In baseball, you’re not going to win all 162 games in a season. It’s impossible. It’s never been done. But if you keep a cool head and you have great fundamentals and a fantastic attitude with a good work ethic, then you’re probably going to win 100 and lose 62, and that makes you a first-place team.

Q. How do you interview job candidates? 

A. The only people I hire now are part of my senior team, and it would be a lot more than one interview. It would probably be five to seven meetings. I want to take you to a social gathering and maybe to a ball game.

I want to know as much I can about you, and to make sure that our values and our missions are aligned. I would also take you to a couple restaurants to see how you treat the waitress or waiter. My mother was a waitress, and it’s really important to me that everyone is treated with respect.

I also want to find out if you’re a missionary or a mercenary.

I also want to find out if you’re a missionary or a mercenary. I want someone who is mission-driven — someone who wants to do well but also believes that it’s important to do good in the world. It’s important that it’s not just about ROI, and that it’s about doing work that fits your vision and your values. A mercenary is someone who would do anything at all cost to get the absolute last dollar. That’s someone we don’t want working for this organization.

Q. What other career and life advice would you give to MBA students in their 20s?

A. From age 20 to 30, you should look at jobs as an extension of the MBA. The last thing you should worry about is how much you’re being paid. What matters is who you work for. Do they believe in you? Can they add value to your career? Will they bring you into meetings where you can learn from senior leaders?
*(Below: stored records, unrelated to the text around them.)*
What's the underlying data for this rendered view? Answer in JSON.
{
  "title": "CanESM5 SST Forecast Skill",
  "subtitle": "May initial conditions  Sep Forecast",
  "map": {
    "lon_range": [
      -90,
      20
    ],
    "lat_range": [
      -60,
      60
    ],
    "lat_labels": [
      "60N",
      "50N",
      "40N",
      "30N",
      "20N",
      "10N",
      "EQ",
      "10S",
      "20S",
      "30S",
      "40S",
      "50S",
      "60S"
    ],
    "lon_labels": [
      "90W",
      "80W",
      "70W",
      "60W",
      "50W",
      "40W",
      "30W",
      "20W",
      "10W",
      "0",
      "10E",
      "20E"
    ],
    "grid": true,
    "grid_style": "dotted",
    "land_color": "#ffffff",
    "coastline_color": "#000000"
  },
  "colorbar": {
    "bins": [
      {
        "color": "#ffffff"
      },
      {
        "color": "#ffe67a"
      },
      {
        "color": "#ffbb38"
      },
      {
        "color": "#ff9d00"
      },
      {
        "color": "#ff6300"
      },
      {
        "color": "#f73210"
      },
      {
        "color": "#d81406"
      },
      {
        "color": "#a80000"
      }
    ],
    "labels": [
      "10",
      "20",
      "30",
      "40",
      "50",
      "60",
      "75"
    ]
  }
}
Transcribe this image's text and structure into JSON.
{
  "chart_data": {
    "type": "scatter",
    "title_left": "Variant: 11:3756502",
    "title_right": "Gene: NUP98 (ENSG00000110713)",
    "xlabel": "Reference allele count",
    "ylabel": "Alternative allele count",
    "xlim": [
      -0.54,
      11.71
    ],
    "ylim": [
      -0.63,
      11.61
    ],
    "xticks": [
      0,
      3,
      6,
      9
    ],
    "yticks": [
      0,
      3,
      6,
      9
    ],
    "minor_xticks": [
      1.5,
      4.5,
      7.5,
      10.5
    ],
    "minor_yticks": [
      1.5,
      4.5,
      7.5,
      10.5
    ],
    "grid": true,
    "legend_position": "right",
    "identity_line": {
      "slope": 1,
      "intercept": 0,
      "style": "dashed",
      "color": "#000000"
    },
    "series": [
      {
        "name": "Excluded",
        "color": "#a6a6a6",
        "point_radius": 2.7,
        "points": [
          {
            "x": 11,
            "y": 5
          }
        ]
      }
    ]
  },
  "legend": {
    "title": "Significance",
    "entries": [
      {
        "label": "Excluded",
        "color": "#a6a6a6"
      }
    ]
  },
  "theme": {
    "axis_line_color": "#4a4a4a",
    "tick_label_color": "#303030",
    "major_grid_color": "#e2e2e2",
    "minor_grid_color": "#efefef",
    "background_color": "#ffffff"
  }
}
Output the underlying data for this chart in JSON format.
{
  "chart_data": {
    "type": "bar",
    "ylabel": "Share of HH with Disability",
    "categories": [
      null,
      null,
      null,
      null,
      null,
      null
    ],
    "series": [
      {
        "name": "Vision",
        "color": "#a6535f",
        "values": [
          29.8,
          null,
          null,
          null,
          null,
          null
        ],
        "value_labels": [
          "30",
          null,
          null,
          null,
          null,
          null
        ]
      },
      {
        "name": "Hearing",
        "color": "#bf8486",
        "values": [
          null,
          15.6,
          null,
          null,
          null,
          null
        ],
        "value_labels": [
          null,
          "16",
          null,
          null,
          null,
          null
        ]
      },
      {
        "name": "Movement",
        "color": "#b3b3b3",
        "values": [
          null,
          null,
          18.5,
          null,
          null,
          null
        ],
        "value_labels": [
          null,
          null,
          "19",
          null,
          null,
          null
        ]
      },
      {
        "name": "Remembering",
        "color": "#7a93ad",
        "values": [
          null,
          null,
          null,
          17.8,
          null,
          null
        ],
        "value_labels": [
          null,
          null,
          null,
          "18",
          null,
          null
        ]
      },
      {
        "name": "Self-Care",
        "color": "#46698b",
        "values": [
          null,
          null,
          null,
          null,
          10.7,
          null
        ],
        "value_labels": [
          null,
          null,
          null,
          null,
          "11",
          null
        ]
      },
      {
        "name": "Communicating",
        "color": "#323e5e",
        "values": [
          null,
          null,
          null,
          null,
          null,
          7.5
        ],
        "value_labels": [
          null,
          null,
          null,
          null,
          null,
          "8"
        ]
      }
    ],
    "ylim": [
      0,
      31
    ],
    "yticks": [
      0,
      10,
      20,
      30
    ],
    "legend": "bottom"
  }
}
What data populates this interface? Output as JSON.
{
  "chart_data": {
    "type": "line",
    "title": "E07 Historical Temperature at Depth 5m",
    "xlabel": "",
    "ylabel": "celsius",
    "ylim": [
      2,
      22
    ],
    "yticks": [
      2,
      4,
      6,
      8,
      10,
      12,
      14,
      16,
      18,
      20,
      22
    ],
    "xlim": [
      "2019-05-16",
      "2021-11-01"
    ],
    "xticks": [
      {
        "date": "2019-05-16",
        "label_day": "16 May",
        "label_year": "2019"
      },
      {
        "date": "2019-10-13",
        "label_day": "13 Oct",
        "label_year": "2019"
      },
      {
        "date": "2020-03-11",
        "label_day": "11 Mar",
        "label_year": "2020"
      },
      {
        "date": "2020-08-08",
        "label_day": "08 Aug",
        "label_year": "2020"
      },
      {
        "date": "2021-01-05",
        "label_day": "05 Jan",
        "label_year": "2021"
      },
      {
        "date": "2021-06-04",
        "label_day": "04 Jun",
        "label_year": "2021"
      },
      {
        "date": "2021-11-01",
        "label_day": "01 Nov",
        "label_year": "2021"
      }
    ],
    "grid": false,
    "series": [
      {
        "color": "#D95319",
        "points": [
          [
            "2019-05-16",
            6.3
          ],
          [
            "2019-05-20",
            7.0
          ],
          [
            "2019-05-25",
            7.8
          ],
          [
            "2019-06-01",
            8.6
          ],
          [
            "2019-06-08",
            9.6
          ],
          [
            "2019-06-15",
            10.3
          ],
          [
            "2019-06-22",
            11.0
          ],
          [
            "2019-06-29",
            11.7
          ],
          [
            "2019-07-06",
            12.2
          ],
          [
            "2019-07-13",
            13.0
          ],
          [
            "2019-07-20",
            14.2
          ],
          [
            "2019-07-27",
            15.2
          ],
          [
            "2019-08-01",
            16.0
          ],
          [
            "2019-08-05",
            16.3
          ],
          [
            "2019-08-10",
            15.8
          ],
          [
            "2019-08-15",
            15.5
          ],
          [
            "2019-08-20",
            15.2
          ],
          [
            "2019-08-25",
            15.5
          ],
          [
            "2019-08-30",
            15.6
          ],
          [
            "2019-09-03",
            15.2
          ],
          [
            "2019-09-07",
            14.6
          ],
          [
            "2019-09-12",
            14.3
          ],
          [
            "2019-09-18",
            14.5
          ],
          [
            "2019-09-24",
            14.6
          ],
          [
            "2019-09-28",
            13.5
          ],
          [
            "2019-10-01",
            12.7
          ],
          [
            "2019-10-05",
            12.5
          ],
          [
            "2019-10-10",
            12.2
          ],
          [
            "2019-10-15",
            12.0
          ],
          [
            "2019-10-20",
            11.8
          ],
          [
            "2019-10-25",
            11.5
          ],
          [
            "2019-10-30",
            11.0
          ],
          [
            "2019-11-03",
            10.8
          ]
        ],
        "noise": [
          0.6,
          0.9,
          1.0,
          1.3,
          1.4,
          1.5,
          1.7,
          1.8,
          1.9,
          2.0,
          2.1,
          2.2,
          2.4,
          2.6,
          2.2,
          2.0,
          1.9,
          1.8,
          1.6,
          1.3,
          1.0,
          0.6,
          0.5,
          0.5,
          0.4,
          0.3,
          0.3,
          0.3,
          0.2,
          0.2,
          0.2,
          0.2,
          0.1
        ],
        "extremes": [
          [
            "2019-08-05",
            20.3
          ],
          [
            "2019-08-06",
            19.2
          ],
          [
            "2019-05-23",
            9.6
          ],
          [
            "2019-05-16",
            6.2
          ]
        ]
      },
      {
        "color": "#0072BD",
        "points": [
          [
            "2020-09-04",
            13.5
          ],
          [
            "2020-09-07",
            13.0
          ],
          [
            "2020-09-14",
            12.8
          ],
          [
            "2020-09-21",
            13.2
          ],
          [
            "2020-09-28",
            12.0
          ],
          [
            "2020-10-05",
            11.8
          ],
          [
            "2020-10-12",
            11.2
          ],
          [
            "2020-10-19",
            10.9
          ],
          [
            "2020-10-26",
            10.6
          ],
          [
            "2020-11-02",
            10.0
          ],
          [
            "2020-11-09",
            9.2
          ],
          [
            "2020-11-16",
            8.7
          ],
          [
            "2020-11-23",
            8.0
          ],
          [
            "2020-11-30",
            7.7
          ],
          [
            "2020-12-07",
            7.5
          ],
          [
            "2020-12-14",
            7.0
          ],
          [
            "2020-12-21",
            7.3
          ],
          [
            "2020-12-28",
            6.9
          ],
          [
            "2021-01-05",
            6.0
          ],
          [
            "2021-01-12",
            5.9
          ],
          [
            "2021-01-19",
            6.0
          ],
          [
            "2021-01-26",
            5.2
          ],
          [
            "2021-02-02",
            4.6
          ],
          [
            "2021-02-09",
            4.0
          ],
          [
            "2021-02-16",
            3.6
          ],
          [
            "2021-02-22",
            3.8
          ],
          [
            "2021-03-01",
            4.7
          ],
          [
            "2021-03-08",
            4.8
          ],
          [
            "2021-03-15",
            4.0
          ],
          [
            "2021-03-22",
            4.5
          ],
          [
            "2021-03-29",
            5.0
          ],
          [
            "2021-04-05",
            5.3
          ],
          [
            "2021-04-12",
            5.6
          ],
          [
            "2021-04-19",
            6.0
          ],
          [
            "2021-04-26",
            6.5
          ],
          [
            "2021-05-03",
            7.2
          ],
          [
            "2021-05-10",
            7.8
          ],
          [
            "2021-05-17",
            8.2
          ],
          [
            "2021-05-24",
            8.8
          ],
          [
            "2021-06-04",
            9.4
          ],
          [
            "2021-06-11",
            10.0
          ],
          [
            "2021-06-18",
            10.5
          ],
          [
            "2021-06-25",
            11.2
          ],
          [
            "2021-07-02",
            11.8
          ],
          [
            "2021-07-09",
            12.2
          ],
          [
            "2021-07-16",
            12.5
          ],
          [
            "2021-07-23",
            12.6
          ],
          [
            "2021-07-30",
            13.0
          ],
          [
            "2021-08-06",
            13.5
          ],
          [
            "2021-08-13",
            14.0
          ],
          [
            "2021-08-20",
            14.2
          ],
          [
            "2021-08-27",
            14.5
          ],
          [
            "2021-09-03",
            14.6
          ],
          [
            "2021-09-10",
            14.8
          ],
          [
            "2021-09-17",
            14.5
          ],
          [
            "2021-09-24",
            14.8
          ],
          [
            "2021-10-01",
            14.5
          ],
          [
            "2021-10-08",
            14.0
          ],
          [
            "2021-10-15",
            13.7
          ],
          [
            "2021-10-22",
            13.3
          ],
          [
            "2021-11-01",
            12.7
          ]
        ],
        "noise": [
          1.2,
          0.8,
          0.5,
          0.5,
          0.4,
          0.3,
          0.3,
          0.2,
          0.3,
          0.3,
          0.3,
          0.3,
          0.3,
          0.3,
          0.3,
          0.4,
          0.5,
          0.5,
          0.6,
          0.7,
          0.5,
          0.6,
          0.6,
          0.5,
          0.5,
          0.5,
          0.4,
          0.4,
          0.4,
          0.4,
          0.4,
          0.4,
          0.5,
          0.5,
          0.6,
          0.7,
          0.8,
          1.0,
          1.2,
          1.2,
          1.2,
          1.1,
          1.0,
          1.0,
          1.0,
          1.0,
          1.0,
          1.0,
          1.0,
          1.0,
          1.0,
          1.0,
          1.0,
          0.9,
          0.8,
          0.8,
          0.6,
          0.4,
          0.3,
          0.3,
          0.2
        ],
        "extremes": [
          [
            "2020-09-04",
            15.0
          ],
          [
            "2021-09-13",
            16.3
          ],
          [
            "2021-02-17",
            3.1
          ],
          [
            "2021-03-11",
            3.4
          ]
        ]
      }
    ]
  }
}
It’s about getting your at-bats, rather just sitting on the bench, even if you’re making more money. You have to seek out the right team and the right culture. Even if you can make more money doing another job, the opportunity to learn from leaders like Bill Belichick, Joe Torre and Pat Riley will be priceless.

I also find that people can be in too much of a hurry. The younger generation today wants results first. I love the ambition, but at the same time, there has to be kind of a blue-collar approach of putting one step in front of the other and getting experience.